Komunitas Nawaning mendorong penerapan prinsip hak anak secara konsisten di lingkungan pesantren, hak memperoleh pendidikan berkualitas, hak untuk bermain, serta hak mendapat perlindungan dari tekanan dan pelecehan.
Meski masih ada tantangan, Ning Afie mengapresiasi langkah beberapa pesantren yang mulai berbenah.
“Ada pesantren yang sudah melakukan ujian hafalan secara terbuka, memanfaatkan teknologi daring, hingga mengenalkan kurikulum STEM sederhana. Mereka juga memberi ruang dialog terbuka antara guru dan santri. Ini contoh baik yang perlu diperluas,” ujarnya.
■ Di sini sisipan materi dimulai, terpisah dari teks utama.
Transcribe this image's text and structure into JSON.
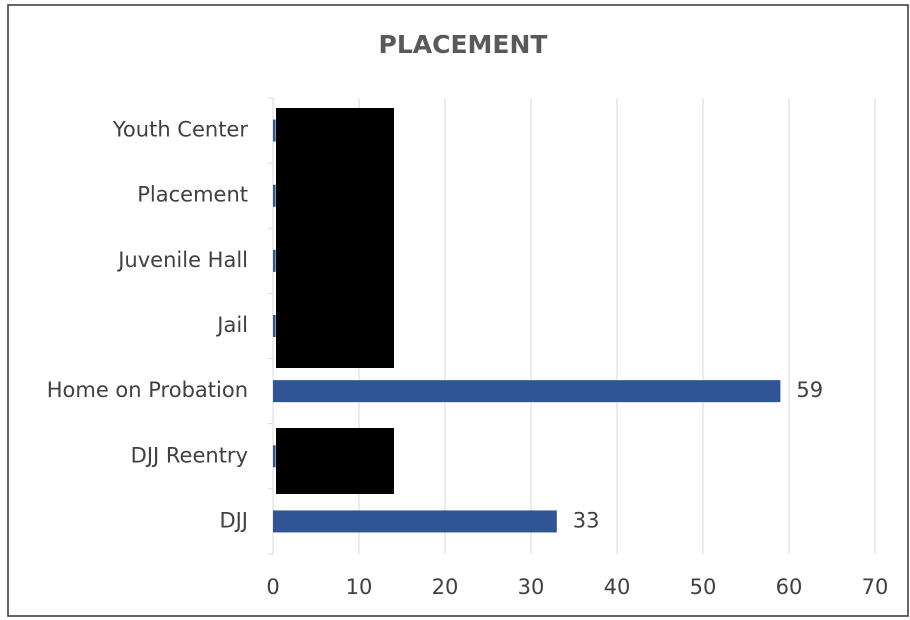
{
  "chart_data": {
    "type": "bar",
    "orientation": "horizontal",
    "title": "PLACEMENT",
    "categories": [
      "Youth Center",
      "Placement",
      "Juvenile Hall",
      "Jail",
      "Home on Probation",
      "DJJ Reentry",
      "DJJ"
    ],
    "values": [
      0.3,
      0.3,
      0.3,
      0.3,
      59,
      0.3,
      33
    ],
    "value_labels": [
      null,
      null,
      null,
      null,
      "59",
      null,
      "33"
    ],
    "color": "#2f5597",
    "xlim": [
      0,
      70
    ],
    "xticks": [
      0,
      10,
      20,
      30,
      40,
      50,
      60,
      70
    ],
    "grid": true
  }
}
Ia menyoroti kolaborasi pesantren dengan orang tua sebagai faktor penting. Proses pendampingan ganda ini memastikan pendidikan tidak berhenti di pondok, tetapi juga berlanjut di rumah dan lingkungan masyarakat.
Sebagai bagian dari refleksi HAN 2025, Komunitas Nawaning menggagas program Pesantren Ceria. Inisiatif ini mengintegrasikan kegiatan edukasi, seni, olahraga, dan literasi anak di pondok, agar santri tumbuh seimbang antara iman, ilmu, dan kreativitas.
“Kami ingin santri punya keberanian berbicara, mengasah kreativitas, sekaligus punya kesadaran untuk melawan segala bentuk kekerasan,” kata Ning Afie.
Ia menegaskan, program ini membutuhkan dukungan bersama. “Kami butuh kolaborasi pemerintah daerah, lembaga pendidikan, dan komunitas. Dari tingkat kantor wilayah hingga kecamatan, semua harus bergerak agar pesantren benar-benar menjadi model pendidikan ramah anak,” jelasnya.
Ning Afie berharap momentum Hari Anak Nasional menjadi awal transformasi pesantren menuju model pendidikan masa depan, berkarakter, inklusif, inovatif, dan bebas dari kekerasan.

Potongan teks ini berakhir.